11-07-2025
Circo, de Lamia Chraibi
Au cœur des favelas brésiliennes, un cirque permet aux jeunes de s'affranchir. Richard, désormais nommée Ashilla, y évolue et poursuit sa quête d'identité et de liberté.
« Je me vois faire de l'anneau. Le cirque est plein. Plein de gens, plein d'amis. Beaucoup d'applaudissements et de cris. Je me vois faire de l'acrobatie aussi. Les gens deviennent fous, crient mon nom. À ce moment précis, si je le permets, un esprit descendra de mon corps. C'est sûr. »
Avec Circo, la réalisatrice Lamia Chraibi visite ce que son sujet voit quand il ferme les yeux. Tourné sur sept ans dans une favela de Rio de Janeiro, son documentaire suit Richard Gomes Estrela – maintenant Ashilla Gomes Estrela –, jeune artiste de 20 ans au passé marqué par les traumatismes, alors qu'il est mis à la porte par sa mère adoptive et livré à lui-même.
Richard trouve un havre dans un cirque social, où il s'adonne rigoureusement à la pratique du trapèze. La caméra capte avec justesse les mouvements de son corps suspendu, dans des images hypnotisantes. « Ne te laisse pas distraire par le doute, l'incertitude, l'étonnement, la peur. Maintenant, le mot clé est fluidité. Le mot clé est eau, comme l'eau qui coule », lui dit son coach pendant un entraînement. Ses quêtes se répondent, comme les deux partenaires d'une danse captivante.
La transition du protagoniste n'était pas anticipée par la cinéaste au départ. C'est avec une grande délicatesse que Chraibi a filmé ce processus, sans jamais rien forcer, sans intervenir. Son cinéma est direct, sans voix hors champ ni mise en scène artificielle, mais il est toujours esthétiquement intéressant. Elle entre dans l'intimité de son sujet, témoin de ses moments de doute, de détresse, mais aussi de joie. Le film devient alors un espace d'autoréflexion, incarnant ce qu'il y a de plus touchant dans le cinéma queer.

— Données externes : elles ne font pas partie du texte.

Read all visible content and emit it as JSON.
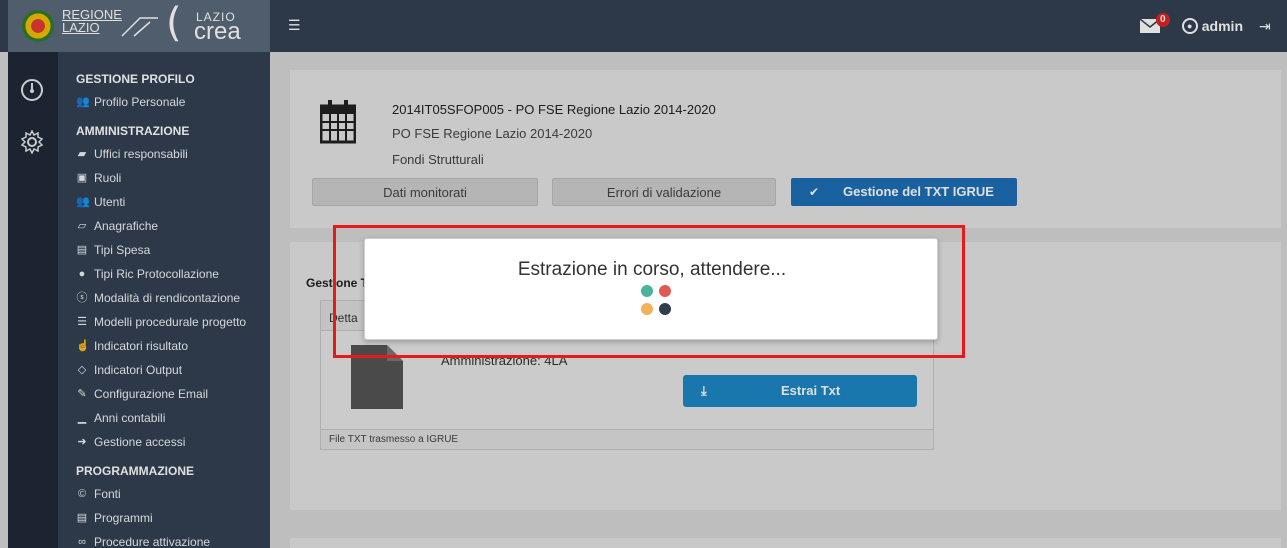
{
  "header": {
    "logo_regione_line1": "REGIONE",
    "logo_regione_line2": "LAZIO",
    "logo_crea_top": "LAZIO",
    "logo_crea_bottom": "crea",
    "mail_badge": "0",
    "user": "admin"
  },
  "sidebar": {
    "sections": [
      {
        "title": "GESTIONE PROFILO",
        "items": [
          {
            "label": "Profilo Personale",
            "icon": "users-icon"
          }
        ]
      },
      {
        "title": "AMMINISTRAZIONE",
        "items": [
          {
            "label": "Uffici responsabili",
            "icon": "briefcase-icon"
          },
          {
            "label": "Ruoli",
            "icon": "id-card-icon"
          },
          {
            "label": "Utenti",
            "icon": "users-icon"
          },
          {
            "label": "Anagrafiche",
            "icon": "book-icon"
          },
          {
            "label": "Tipi Spesa",
            "icon": "money-icon"
          },
          {
            "label": "Tipi Ric Protocollazione",
            "icon": "globe-icon"
          },
          {
            "label": "Modalità di rendicontazione",
            "icon": "dollar-circle-icon"
          },
          {
            "label": "Modelli procedurale progetto",
            "icon": "list-icon"
          },
          {
            "label": "Indicatori risultato",
            "icon": "hand-icon"
          },
          {
            "label": "Indicatori Output",
            "icon": "tag-icon"
          },
          {
            "label": "Configurazione Email",
            "icon": "wrench-icon"
          },
          {
            "label": "Anni contabili",
            "icon": "chart-icon"
          },
          {
            "label": "Gestione accessi",
            "icon": "sign-in-icon"
          }
        ]
      },
      {
        "title": "PROGRAMMAZIONE",
        "items": [
          {
            "label": "Fonti",
            "icon": "copyright-icon"
          },
          {
            "label": "Programmi",
            "icon": "money-icon"
          },
          {
            "label": "Procedure attivazione",
            "icon": "link-icon"
          }
        ]
      }
    ]
  },
  "program": {
    "title": "2014IT05SFOP005 - PO FSE Regione Lazio 2014-2020",
    "subtitle": "PO FSE Regione Lazio 2014-2020",
    "category": "Fondi Strutturali",
    "tabs": [
      "Dati monitorati",
      "Errori di validazione",
      "Gestione del TXT IGRUE"
    ],
    "active_tab": "Gestione del TXT IGRUE"
  },
  "gestione": {
    "heading": "Gestione T",
    "panel_head": "Detta",
    "administration": "Amministrazione: 4LA",
    "extract_button": "Estrai Txt",
    "footer": "File TXT trasmesso a IGRUE"
  },
  "modal": {
    "message": "Estrazione in corso, attendere...",
    "dot_colors": [
      "#4bb39b",
      "#e05a55",
      "#f0b35a",
      "#2f3e4c"
    ]
  },
  "highlight_color": "#e51b1b"
}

Les scènes de performances de cirque et de drag ou les moments d'euphorie de genre viennent ponctuer le réel de fulgurances flamboyantes. Elles offrent un contrepoint onirique et exaltant aux difficultés vécues. Dans une scène visuellement saisissante, filmée en légère contre-plongée, Richard marche dans la rue vêtu d'une robe étincelante, d'une perruque de jais et de bijoux argentés – une apparition, une déclaration d'existence.
Mais Circo ne fait pas l'économie de la douleur. Une scène glaçante donne la parole à la mère adoptive, qui explique pourquoi et comment elle a recueilli (puis rejeté) Richard. Le récit, tragique, éclaire en creux les fractures sociales et affectives dont souffrent tant de personnes.
Circo est un documentaire profondément humain, qui balance entre cris et silences, entre confessions bouleversantes et rituels exaltants. Il a la grande qualité d'émouvoir au point de ne penser à rien d'autre le temps du visionnement.
En salle au Cinéma Beaubien, à la Cinémathèque québécoise et au Cinéma Public.